Industrial control indices surge
Rosslyn, VA—Sales of industrial control products and systems, as measured in the National Electrical Manufacturers Association's (NEMA) Primary Industrial Controls Index, expanded by 4.8% in the second quarter of 2005 (2Q05).
Rosslyn, VA— Sales of industrial control products and systems, as measured in the National Electrical manufacturers Association's (NEMA) Primary Industrial Controls Index, expanded by 4.8% in the second quarter of 2005 (2Q05). Compared to the same period a year earlier, the index increased by 4.6% in 2Q05. Overall, NEMA reports that its Primary Industrial Controls Index has posted year-over-year gains in 10 of the last 12 quarters, and is now more than 20% above the market’s low point observed at the end of 2001.
“These data very clearly indicate a turnaround for an industry that was hurt by the nation’s economic downturn,” says Brian Lego, NEMA's economic analysis director.
In addition, the organization’s Primary Industrial Control and Adjustable Speed Drive Index posted a sizable gain of 5.4% during 2Q05. Though increasing at a slightly more subdued pace of 4.8% when compared to the same period a year ago, the market remains very strong as the index registered a nearly 11% gain in 2Q04. This quarter’s figure marks the second highest reading in the index’s brief history, as well as a 22% gain in sales since 4Q02.
NEMA reports that rising short-term interest rates continue to pose a downside risk for sales of industrial control products and systems. For example, as recently as May 2004, rates for three-month U.S. Treasury bills were below 1%, but have increased by more than 200 basis points since then to 3.3%. With the U.S. Federal Reserve expected to continue raising the benchmark federal funds rate through the next several meetings, the nation’s interest rate environment reportedly is likely to serve as a mild damper on growth for the next several quarters.
NEMA adds that manufacturing activity is expected to remain a positive driver for industrial controls demand over the near term, but not quite to the same degree as in 2004. Capacity utilization rates reportedly have increased strongly since the end of the recession, as the U.S. and global economic recoveries gained momentum in 2003 and 2004. The rebound in manufacturing activity has been strong enough that certain industries are slated to see new capacity additions over the next several quarters, according to NEMA. Nonetheless, the organization adds that, since the U.S. economic expansion has settled into a stable pace of growth, further measurable gains in factory operating rates are unlikely.
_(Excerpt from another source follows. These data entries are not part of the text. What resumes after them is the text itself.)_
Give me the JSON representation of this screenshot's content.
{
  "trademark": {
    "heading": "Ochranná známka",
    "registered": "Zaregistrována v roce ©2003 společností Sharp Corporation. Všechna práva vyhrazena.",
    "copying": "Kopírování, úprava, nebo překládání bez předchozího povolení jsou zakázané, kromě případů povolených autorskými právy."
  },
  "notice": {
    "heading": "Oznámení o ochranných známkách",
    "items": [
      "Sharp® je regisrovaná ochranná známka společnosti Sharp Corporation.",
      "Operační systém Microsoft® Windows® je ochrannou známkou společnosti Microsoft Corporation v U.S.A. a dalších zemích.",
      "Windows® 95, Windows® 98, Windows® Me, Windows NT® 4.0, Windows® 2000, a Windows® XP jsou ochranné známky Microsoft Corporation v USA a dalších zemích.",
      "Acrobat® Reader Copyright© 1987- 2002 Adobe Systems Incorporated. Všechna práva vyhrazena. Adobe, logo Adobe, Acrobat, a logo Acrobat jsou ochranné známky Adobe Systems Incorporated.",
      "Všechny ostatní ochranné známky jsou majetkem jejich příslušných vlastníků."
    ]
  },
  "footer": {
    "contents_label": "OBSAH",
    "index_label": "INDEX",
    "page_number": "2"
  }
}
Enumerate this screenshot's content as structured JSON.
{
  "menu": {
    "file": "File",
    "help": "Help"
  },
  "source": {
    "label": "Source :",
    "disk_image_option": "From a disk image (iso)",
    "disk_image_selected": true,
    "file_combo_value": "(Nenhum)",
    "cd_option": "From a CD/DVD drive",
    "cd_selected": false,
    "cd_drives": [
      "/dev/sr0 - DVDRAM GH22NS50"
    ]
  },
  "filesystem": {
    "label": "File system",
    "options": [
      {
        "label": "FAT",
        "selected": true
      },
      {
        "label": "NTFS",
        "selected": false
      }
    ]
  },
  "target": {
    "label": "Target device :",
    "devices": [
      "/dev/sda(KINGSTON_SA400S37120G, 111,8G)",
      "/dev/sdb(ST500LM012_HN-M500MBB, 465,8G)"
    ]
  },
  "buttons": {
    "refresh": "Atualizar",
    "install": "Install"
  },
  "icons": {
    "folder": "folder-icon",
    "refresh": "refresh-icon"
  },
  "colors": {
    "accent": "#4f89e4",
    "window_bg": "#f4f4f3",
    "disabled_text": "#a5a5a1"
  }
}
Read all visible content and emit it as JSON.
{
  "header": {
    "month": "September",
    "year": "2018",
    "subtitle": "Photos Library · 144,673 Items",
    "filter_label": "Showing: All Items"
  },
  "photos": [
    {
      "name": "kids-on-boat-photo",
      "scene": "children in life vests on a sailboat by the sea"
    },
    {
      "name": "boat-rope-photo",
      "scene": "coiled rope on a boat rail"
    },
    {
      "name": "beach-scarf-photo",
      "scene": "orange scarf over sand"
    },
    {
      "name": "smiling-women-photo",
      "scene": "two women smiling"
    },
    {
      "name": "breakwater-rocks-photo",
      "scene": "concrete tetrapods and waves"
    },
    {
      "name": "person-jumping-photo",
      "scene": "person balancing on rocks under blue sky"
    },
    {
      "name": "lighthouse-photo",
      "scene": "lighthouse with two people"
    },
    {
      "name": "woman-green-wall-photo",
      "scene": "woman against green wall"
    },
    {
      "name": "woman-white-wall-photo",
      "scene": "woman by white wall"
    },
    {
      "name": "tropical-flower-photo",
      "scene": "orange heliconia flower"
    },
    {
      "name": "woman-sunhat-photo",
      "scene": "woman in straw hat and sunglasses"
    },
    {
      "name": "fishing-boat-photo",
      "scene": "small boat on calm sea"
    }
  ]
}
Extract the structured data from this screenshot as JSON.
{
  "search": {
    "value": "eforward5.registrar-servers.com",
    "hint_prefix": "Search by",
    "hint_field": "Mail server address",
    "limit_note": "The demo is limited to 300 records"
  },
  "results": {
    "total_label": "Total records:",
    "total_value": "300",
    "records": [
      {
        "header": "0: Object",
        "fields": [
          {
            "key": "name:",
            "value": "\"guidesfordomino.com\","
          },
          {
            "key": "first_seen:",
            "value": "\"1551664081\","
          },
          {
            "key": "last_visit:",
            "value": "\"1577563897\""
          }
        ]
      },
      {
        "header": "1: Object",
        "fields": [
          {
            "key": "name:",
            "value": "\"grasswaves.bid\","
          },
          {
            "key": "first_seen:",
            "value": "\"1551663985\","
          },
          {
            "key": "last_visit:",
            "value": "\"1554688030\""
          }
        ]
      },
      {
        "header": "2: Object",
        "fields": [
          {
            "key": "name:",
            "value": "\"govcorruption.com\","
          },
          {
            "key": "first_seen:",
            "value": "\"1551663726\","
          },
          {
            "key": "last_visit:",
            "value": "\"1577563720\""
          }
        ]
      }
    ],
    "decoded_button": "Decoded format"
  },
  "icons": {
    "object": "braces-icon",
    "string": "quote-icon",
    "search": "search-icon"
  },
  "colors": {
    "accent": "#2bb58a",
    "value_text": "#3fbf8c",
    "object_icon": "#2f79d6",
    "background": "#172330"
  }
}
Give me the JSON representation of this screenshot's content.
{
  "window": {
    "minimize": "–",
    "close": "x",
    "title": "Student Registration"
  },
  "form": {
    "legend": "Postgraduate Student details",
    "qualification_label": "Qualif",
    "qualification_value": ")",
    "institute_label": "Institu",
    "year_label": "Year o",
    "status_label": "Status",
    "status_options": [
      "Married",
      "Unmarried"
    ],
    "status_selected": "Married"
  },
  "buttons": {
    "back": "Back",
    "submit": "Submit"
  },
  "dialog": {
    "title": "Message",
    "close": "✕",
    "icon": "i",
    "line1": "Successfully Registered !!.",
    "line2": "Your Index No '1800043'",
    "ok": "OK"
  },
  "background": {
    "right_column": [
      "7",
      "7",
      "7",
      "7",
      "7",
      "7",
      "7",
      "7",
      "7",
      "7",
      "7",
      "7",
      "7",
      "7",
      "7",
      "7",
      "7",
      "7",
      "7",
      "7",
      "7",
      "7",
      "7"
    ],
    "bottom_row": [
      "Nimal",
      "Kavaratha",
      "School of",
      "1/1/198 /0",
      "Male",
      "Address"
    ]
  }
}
In addition, NEMA says healthy demand for industrial machinery and equipment has bolstered demand for industrial automation systems. For example, real business investment in industrial equipment increased by 6.3% in 2Q05. “Output data for industrial machinery indicate an even more robust growth, as production increased 15% on an annualized basis in the second quarter,” says Lego. “Following the boom in industrial machinery production in 2004, output growth is expected to average nearly 7% during 2005 and 2006. Record profits will likely allow producers to replace old equipment or expand capacity, especially since so many companies pulled back sharply on industrial machinery investment during the recession.”